A shrinking membership base and a tight economy have forced the American Plastics Council to slash advertising spending by almost 50 percent this year, to $10 million, as it prepares to integrate its ads into a larger campaign to boost the faltering image of the chemical industry.
Starting next year, the 12-year-old APC campaign will be folded into a new effort being launched by the American Chemistry Council, APC's parent group.
The cuts come after six of APC's 23 member firms left the group last year, and as ACC trims its budget and frees up cash for its own image effort.
ACC spokeswoman Kathleen Ambrose said the joint plastics and chemicals campaign is looking to spend about $20 million a year, which is about what the plastics campaign has spent on its own in each of the past few years.
She said details of the integration, including how much will be spent on plastics, have not been determined - but reflecting the tight economy, it will be considerably less than the $30 million to $40 million ACC officials were talking about last summer.
APC President Rod Lowman said national plastics television advertising will halt in September.
``It means the end of an APC-sponsored campaign, but there will be a plastic component to the broader ACC campaign,'' he said.
APC has spent more than $250 million since 1992, aiming to keep the public opinion of plastic at or above that of competing materials. Sentiment is measured in twice-yearly polls. Industry officials said they believe the campaign subtly inoculates industry from public and legislative pressure by making the benefits of plastic more prominent. That's what the chemical industry hopes to imitate.
The decision to cut spending is not without risk. When APC made a much less-drastic cut in ad spending to $17 million a year in the mid-1990s, favorability ratings dropped and APC quickly boosted funding.

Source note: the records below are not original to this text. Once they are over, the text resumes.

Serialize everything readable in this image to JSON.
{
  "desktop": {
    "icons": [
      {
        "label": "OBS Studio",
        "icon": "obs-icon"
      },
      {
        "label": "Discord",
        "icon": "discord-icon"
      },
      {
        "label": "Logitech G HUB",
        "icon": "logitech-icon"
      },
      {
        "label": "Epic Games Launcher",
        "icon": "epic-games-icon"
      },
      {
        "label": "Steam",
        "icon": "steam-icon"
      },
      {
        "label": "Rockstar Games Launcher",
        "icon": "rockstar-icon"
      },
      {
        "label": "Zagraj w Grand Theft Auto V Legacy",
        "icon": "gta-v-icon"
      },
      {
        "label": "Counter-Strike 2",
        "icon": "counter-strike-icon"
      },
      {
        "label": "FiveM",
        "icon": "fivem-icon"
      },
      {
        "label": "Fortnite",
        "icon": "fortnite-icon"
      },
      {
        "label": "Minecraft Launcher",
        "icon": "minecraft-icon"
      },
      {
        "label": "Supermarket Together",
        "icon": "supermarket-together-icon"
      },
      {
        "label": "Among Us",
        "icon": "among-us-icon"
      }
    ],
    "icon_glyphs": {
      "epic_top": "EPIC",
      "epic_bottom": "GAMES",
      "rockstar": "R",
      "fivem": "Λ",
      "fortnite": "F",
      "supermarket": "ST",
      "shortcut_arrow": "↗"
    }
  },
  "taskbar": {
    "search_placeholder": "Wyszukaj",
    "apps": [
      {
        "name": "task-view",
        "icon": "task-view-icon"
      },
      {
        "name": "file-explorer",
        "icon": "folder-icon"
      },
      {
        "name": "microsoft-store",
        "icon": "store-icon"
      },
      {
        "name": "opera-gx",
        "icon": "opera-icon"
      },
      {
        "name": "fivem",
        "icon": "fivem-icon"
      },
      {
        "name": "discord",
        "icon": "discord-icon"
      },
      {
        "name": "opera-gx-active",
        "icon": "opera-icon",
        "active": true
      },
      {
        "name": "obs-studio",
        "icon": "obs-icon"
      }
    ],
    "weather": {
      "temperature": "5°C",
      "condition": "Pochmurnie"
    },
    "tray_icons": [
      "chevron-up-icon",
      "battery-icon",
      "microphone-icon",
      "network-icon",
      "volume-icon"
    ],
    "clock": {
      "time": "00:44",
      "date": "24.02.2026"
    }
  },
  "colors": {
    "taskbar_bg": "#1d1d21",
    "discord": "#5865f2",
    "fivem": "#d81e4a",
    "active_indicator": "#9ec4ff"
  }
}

Lowman, however, believes things are different now.
Currently, approval ratings for plastics are at an all-time high, and Lowman said he believes positive public opinion is deeply entrenched. Plus, he said, there has not been a surge in negative media coverage of the industry, in contrast to earlier periods.
``We think through 2004 the favorability should stay pretty good,'' Lowman said.
Ambrose said ACC will take the summer to develop specific plans. ACC and APC share many member companies and do not want to see the plastics image suffer, she said, adding that the joint campaign could continue to use the same plastics ads.
Chemical industry officials are anxious to repeat APC's success in boosting their industry's poor public image. Currently, ACC research says the public ranks the chemical industry just above nuclear power and managed health care.
Advertising is not the only area of APC's budget facing cuts. The group's overall budget this year will be $20 million, down from $36.8 million last year, Lowman said.
``It's been a little bit from everywhere. There's not one big program that's changed,'' he said.
He declined to detail the cuts, but said the group is slowing spending in areas like building and construction programs. The staff will remain at 15, he said. APC essentially contracts with ACC for other services, like state lobbying, where it remains involved but is seeing fewer threats for plastics.
``The overall level of that activity has changed because plastics are not under attack,'' Lowman said.